The agency’s critics would argue that this attitude has permeated well beyond a refusal to abandon their comrades in their hour of need. The expectation of perfection reflects an institution that sets the highest standards, which the US space agency sets out to be. But, drifting down to technical departments that depend on delivering success to win funding from Congress, an aversion to mistakes becomes an obstacle to taking the risks that bring real innovation. “The most expensive way to run a program is doing so in a fashion that ensures you’ll never break a piece of hardware,” Griffin told me.
And, as any investor will tell you, without risk there is little reward.
“I thought maybe we had a 10 percent chance of doing anything—of even getting a rocket to orbit,” Musk would say of his company when it opened its doors in April 2002. Luke Nosek, who helped build PayPal with Musk and later joined the rocket company’s board of directors, underscored the doubts of the time: “So many of his friends advised him not to do SpaceX.” Yet Musk’s pitch to become a rocket maker was somewhat similar to those for his other companies.
“Just as DARPA served as the initial impetus for the internet and underwrote a lot of the costs of developing
the internet in the beginning, it may be the case that NASA has essentially done the same thing by spending the money to build sort of fundamental technologies,” Musk told a classroom full of budding entrepreneurs at Stanford a year after SpaceX’s inception. “Once we can bring the sort of commercial, free enterprise sector into it, then we can see the dramatic acceleration that we saw in the internet.”
The initial team, besides Musk, included Cantrell, Mueller, and Chris Thompson, another Boeing engineer who flew rockets with Garvey in Mojave.
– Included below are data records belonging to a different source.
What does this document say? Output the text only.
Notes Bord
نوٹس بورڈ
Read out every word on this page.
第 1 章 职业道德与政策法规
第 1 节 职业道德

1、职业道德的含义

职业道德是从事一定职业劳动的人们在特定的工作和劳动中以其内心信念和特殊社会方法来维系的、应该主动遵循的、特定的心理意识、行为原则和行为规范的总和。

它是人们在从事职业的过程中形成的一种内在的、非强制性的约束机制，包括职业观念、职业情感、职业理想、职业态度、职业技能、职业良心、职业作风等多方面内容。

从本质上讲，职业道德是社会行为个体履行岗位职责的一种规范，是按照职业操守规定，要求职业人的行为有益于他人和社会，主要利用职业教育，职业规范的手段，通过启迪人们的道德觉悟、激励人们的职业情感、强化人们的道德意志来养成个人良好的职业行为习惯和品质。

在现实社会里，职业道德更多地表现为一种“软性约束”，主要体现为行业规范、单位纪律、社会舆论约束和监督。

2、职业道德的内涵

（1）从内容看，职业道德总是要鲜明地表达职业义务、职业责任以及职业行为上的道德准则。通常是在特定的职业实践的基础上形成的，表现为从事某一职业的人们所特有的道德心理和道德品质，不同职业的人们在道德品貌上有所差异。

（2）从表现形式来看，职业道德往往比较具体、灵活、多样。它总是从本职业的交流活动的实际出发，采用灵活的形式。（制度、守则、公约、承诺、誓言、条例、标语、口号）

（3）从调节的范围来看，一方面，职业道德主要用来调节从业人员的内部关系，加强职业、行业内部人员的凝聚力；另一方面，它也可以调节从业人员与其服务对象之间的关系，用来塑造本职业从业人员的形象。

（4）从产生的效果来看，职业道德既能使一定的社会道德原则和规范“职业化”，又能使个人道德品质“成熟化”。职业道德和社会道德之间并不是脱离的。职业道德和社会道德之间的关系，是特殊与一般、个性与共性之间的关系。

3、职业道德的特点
Two other early employees came from Microcosm, the small space company that built the first composite tank that launched. One, an assertive engineer with sales experience, was Gwynne Shotwell; she was put in charge of business development when Cantrell left in the year after the company was founded. The other, a craggy German named Hans Koenigsmann, would become the company’s chief engineer. At the time, the company consisted of little more than “a carpet and a mariachi band” that played when a dozen new employees inaugurated a new office in the Los Angeles suburb of El Segundo, in the backyard of the big prime contractors.
A few months later, the start-up had one other important advantage: capital. The online retailer eBay, which was battling Amazon to be the internet’s top purveyor of goods, purchased PayPal for $1.5 billion, just months after it had gone public. Musk’s share of the proceeds was massive, and he immediately committed $100 million of his own money to SpaceX. Overnight, it had become the best-funded space start-up in existence.